- Abstract: Though deep neural networks have achieved the state of the art performance in visual classification, recent studies have shown that they are all vulnerable to the attack of adversarial examples. To solve the problem, some regularization adversarial training methods, constraining the output label or logit, have been studied. In this paper, we propose a novel regularized adversarial training framework ATLPA,namely Adversarial Tolerant Logit Pairing with Attention. Instead of constraining a hard distribution (e.g., one-hot vectors or logit) in adversarial training, ATLPA uses Tolerant Logit which consists of confidence distribution on top-k classes and captures inter-class similarities at the image level. Specifically, in addition to minimizing the empirical loss, ATLPA encourages attention map for pairs of examples to be similar.
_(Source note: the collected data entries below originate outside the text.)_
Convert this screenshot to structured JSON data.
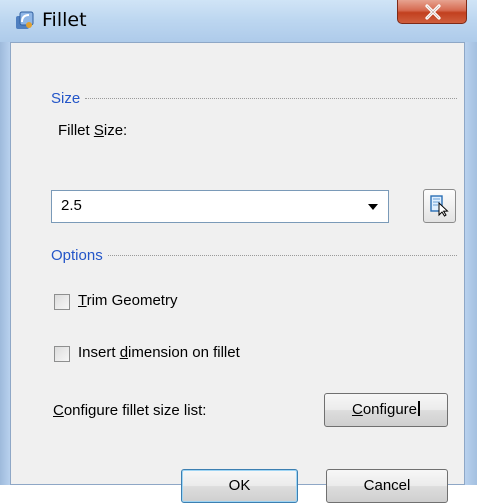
{
  "window": {
    "title": "Fillet",
    "icon": "fillet-app-icon",
    "close_icon": "close-x-icon"
  },
  "size_section": {
    "heading": "Size",
    "fillet_size_label_pre": "Fillet ",
    "fillet_size_label_key": "S",
    "fillet_size_label_post": "ize:",
    "fillet_size_value": "2.5",
    "dropdown_icon": "chevron-down-icon",
    "pick_icon": "select-from-model-icon"
  },
  "options_section": {
    "heading": "Options",
    "trim_geometry": {
      "key": "T",
      "rest": "rim Geometry",
      "checked": false
    },
    "insert_dimension": {
      "pre": "Insert ",
      "key": "d",
      "rest": "imension on fillet",
      "checked": false
    }
  },
  "configure": {
    "label_key": "C",
    "label_rest": "onfigure fillet size list:",
    "button_key": "C",
    "button_rest": "onfigure"
  },
  "footer": {
    "ok_label": "OK",
    "cancel_label": "Cancel"
  },
  "colors": {
    "section_heading": "#2456c8",
    "dialog_background": "#f0f0f0",
    "title_bar": "#bcd6f0",
    "close_button": "#c2401f"
  }
}
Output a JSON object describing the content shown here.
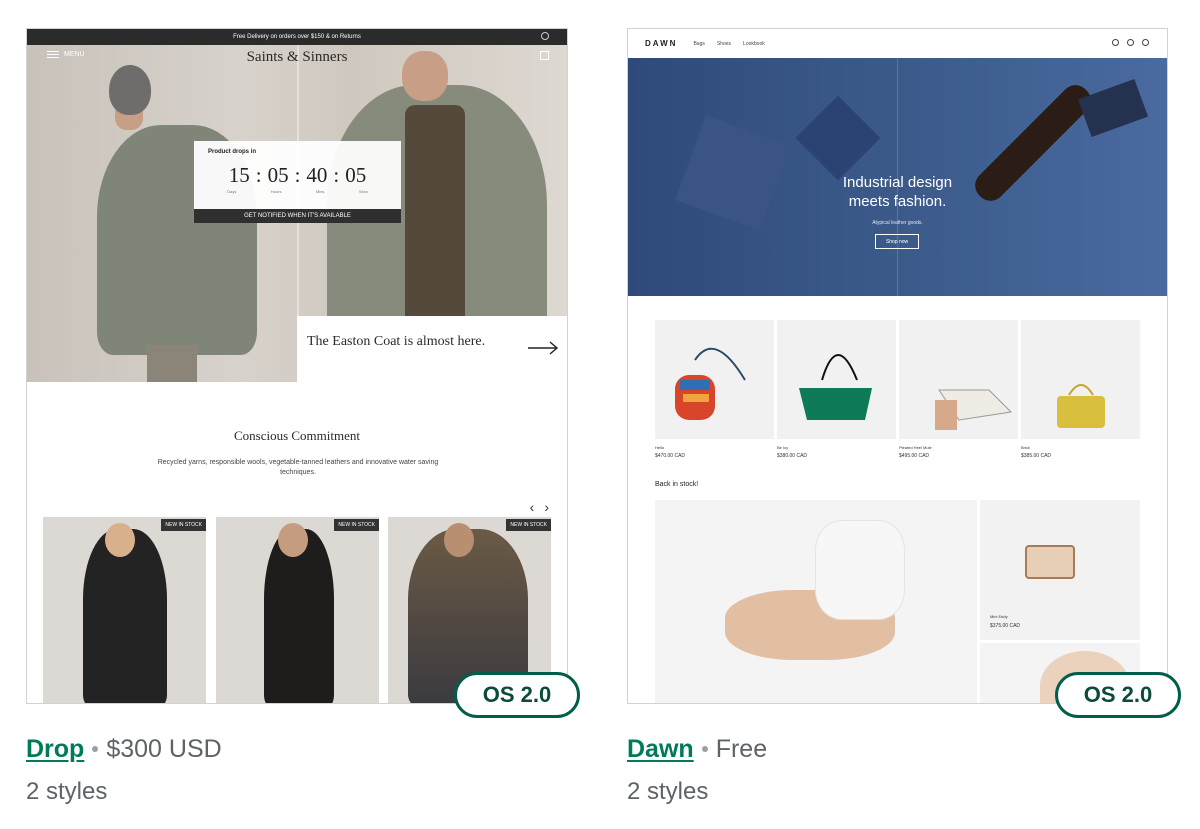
{
  "themes": [
    {
      "name": "Drop",
      "price": "$300 USD",
      "styles": "2 styles",
      "badge": "OS 2.0",
      "preview": {
        "announcement": "Free Delivery on orders over $150 & on Returns",
        "brand": "Saints & Sinners",
        "menu_label": "MENU",
        "countdown": {
          "label": "Product drops in",
          "days": "15",
          "hours": "05",
          "mins": "40",
          "secs": "05",
          "units": [
            "Days",
            "Hours",
            "Mins",
            "Secs"
          ],
          "cta": "GET NOTIFIED WHEN IT'S AVAILABLE"
        },
        "promo": "The Easton Coat is almost here.",
        "section_title": "Conscious Commitment",
        "section_body": "Recycled yarns, responsible wools, vegetable-tanned leathers and innovative water saving techniques.",
        "product_tag": "NEW IN STOCK"
      }
    },
    {
      "name": "Dawn",
      "price": "Free",
      "styles": "2 styles",
      "badge": "OS 2.0",
      "preview": {
        "logo": "DAWN",
        "nav": [
          "Bags",
          "Shoes",
          "Lookbook"
        ],
        "hero_title_1": "Industrial design",
        "hero_title_2": "meets fashion.",
        "hero_sub": "Atypical leather goods.",
        "hero_button": "Shop now",
        "products": [
          {
            "name": "Hello",
            "price": "$470.00 CAD"
          },
          {
            "name": "Be Icy",
            "price": "$380.00 CAD"
          },
          {
            "name": "Pleated Heel Mule",
            "price": "$495.00 CAD"
          },
          {
            "name": "Brick",
            "price": "$385.00 CAD"
          }
        ],
        "back_in_stock": "Back in stock!",
        "side_product": {
          "name": "Mini Eddy",
          "price": "$375.00 CAD"
        }
      }
    }
  ],
  "colors": {
    "link_green": "#007a5a",
    "badge_border": "#005e4a",
    "muted_text": "#5e6368"
  }
}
When applied to clean examples and their adversarial counterparts, ATLPA improves accuracy on adversarial examples over adversarial training. We evaluate ATLPA with the state of the art algorithms, the experiment results show that our method outperforms these baselines with higher accuracy. Compared with previous work, our work is evaluated under highly challenging PGD attack: the maximum perturbation $\epsilon$ is 64 and 128 with 10 to 200 attack iterations.
- Keywords: adversarial examples, adversarial training, computer vision
- TL;DR: In this paper, we propose a novel regularized adversarial training framework ATLPA,namely Adversarial Tolerant Logit Pairing with Attention.